Kyahgirl, I think the alcohol may have something to do with it, but, like Cowgirl, I'm pretty much an innocent.

Cowgirl, I'm sure I have no idea what you mean. Please explain.

Kyahgirl said...

*rolls eyes* at cowgirl and doug

all the innocence around here is enough to gag a person, if they weren't already gagging on oysters.

(just keeping it on topic)

dddragon said...

Oysters: YUCK

Jamie Dawn said...

Ha, ha, ha, ha!!!

Fried Oysters: hideous

Raw Oysters: HITONIOUS

Doug The Una said...

Kyahgirl, I'm quicked!

Cowgirl no-one should have to come again again. Thanks for your thoughtfulness.

Amen, Dddragon.

Hurray, Jamie Dawn! You got use hitonious.

Actonbell, you acquitted your duty well. You know I've never read that?

Anonymous said...

sar took my world.

Unknown said...

first time i was introduced to oysters was in Chinatown, NY.

my colleague and i picked up some bottles of chinese beer from the grocery store next door and then went to this small crowded restaurant, where she said i should try the oysters. i asked the guys at the next table, who were having them by the gallon, what it tasted like. one of them said,

"It's like Chinese chewing gum"

mireille said...

Uncle Doug, are prairie oysters an aphrodisiac, too? What exactly ARE prairie oysters? Some sort of Nebraskan shellfish? But there isn't any saltwater on the prairie, is there? Hm. Wonder why anyone who's drunk would waste their time on aphrodisiacs. Nothing's going to happen anyway. And who documents these things? And where on the oyster are the entrails? I think these posts should come with a map. xoxo

Anonymous said...

So, i am Doug's dad. i am sitting on my deck, listening to the Grateful Dead on my computer, reading your comments, and trying to remember if I ever ate raw oysters sober. I doubt it, although, it may have happened if the food service was better than the bar service. In any event, I haven't had oysters since Bob Dole started doing commercials for oysters [or was it viagra] Does it matter?

Anonymous said...

Eeew prairie oysters. Those become a delicacy around here during Stampede time. I've heard there's a kind of prairie oyster festival though I'm not sure. I'm too busy checking out all the guys. Priorities. I can honestly say I've never eatten any kind of oyster be in from the sea or...the prairie. If I had to chose between those? The sea...hands down. Course it depends on what the "or else" would be. I may just take option C.

Mireille, you so don't want to know what they are. Trust me...listen to cowgirl. They're...:::shudder:::

Doug The Una said...

Alice, I'm sure any gentleman will buy you a new one.

Great anecdote, Karma, but I think "Oyster" sounds more appetizing.

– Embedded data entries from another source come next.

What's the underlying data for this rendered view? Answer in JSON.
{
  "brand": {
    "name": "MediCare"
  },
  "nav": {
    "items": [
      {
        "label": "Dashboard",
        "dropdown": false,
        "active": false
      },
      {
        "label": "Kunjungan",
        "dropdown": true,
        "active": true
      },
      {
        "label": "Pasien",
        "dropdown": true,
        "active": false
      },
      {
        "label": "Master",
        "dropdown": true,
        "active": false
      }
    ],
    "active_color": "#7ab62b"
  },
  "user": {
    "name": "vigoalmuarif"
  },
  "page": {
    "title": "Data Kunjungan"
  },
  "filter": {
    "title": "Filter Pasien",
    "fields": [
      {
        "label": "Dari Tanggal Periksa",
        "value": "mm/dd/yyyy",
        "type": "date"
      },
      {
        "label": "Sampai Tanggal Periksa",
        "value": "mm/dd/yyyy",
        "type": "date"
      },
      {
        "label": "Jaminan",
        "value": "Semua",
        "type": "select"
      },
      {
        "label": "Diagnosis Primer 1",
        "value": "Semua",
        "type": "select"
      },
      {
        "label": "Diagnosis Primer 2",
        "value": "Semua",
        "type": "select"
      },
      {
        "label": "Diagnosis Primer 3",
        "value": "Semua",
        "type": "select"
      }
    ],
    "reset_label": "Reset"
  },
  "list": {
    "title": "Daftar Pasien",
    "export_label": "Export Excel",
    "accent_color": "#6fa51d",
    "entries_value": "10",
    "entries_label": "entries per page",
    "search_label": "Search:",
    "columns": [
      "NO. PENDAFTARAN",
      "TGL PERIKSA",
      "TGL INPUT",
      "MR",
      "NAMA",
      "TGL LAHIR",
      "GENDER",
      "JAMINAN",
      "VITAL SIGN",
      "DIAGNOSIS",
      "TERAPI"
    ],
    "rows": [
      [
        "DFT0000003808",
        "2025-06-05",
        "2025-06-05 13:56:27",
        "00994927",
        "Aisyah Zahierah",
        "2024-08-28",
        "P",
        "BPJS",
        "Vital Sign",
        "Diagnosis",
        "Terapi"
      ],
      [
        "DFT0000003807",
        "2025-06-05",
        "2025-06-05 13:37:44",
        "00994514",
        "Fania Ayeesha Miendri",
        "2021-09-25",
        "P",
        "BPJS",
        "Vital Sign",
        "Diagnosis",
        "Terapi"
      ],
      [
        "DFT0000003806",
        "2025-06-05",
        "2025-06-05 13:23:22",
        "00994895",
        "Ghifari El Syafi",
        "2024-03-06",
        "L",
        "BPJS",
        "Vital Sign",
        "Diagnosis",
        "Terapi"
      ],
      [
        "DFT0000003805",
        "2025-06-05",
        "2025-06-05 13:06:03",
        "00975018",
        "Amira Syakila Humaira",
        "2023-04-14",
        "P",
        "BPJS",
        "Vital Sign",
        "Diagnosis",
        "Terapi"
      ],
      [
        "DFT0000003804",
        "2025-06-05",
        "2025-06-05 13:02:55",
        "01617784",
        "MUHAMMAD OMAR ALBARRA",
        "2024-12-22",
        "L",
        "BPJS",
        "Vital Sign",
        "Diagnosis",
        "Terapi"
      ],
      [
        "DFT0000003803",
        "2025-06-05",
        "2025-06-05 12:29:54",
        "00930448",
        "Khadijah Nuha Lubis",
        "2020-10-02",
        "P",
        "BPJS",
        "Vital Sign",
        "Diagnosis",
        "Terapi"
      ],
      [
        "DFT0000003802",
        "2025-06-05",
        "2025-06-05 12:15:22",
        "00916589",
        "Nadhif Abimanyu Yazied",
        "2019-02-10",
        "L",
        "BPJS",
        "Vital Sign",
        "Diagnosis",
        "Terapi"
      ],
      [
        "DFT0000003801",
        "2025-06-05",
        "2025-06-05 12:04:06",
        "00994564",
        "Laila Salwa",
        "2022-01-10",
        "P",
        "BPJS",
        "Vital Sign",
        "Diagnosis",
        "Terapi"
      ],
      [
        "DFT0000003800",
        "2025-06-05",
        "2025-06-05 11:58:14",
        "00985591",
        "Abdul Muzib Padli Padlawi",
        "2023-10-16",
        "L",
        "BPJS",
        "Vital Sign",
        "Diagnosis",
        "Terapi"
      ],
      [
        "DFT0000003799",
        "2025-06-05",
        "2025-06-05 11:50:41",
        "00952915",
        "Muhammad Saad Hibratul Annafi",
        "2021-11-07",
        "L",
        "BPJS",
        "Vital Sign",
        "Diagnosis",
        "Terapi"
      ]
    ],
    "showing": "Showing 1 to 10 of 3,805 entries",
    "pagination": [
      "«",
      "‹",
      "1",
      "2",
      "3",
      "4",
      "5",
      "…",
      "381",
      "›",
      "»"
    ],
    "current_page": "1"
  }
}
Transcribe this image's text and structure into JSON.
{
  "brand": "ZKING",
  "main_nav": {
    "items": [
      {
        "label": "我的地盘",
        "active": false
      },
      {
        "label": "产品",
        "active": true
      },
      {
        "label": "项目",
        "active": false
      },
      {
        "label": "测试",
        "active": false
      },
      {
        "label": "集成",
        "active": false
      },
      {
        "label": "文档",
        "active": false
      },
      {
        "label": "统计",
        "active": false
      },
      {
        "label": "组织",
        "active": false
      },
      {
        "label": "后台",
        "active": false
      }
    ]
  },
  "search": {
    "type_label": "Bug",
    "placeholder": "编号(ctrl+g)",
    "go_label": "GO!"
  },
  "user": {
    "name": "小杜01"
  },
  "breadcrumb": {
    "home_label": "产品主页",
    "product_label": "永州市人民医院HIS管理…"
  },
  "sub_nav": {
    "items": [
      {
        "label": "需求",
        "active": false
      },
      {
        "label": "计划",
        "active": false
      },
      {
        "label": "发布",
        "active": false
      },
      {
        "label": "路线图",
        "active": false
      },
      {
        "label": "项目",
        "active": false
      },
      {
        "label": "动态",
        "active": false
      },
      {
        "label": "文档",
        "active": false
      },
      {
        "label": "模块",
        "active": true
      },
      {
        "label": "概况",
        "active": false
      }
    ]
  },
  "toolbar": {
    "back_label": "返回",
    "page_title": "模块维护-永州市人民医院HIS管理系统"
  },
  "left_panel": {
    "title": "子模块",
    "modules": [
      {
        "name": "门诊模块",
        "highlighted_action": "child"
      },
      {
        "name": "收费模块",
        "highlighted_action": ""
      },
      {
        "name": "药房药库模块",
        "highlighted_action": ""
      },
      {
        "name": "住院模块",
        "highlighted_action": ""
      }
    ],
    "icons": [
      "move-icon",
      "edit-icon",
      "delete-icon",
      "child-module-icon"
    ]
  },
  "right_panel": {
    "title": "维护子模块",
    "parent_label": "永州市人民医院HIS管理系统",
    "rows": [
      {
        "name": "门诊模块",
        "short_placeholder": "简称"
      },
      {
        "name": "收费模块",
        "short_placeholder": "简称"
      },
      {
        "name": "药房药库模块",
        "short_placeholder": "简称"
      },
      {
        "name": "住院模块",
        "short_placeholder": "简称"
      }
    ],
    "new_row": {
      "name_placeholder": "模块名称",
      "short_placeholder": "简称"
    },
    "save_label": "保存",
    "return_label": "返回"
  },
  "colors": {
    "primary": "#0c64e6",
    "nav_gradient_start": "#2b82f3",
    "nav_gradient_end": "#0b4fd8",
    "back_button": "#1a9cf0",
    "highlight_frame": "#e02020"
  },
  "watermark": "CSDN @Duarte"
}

Right, Mireille. Zockso but uh-uh.

Cowgirl, don't listen to Mireille, she knows perfectly well what a prairie oyster. She's French. She probably eats skunk toes.

Pops, when the hell did you start listening to the Dead? You should be listening to Laurence Welk by now.

Jenna, did I know you were from Calgary? I've always wanted to go to the stampede. And prairie oysters and eggs is a great breakfast.

Anonymous said...

(tips her cowboy hat...well, if she had one)

And no prairie oysters shall ever pass this girl's lips. Uh-uh. No way no how.

The stampede is good for many things especially free food. You can go 10 days on free pancake breakfasts, free barbecue lunches that go into the night. Plus the guys in their tight jeans...sigh. Yee-haw.

Alana said...

Hmmm. Your definition really helps me understand Doug. When I tried oysters once I was completely sober. I suppose I would actually have to be drunk to actually try them again.

Anonymous said...

"I think oysters are more beautiful than any religion," [Clovis] resumed presently. "They not only forgive our unkindness to them; they justify it, they incite us to go on being perfectly horrid to them. . . . There's nothing in Christianity or Buddhism that quite matches the sympathetic unselfishness of an oyster. . . ."

Doug The Una said...

Pancakes make a nice breakfast, too, Jenna

Squaregirl, two more Clipper wins will make it unnecessary.

Welcome back, Mr. Munro. How was the competition?

tsduff said...

Oysters - divinely delicious on the half shell, their liquor smacking of the ocean, mingling with the sharp piquant horseradish cocktail sauce and squeeze of lemon juice... oh to be in possession of such right now.

Doug The Una said...

Welcome, TS! What is it with ravens and oysters?

tsduff said...

They are both unique gifts for one to enjoy to the hilt. And, I do. Although it seems that both have a rather select following and a misunderstood reputation.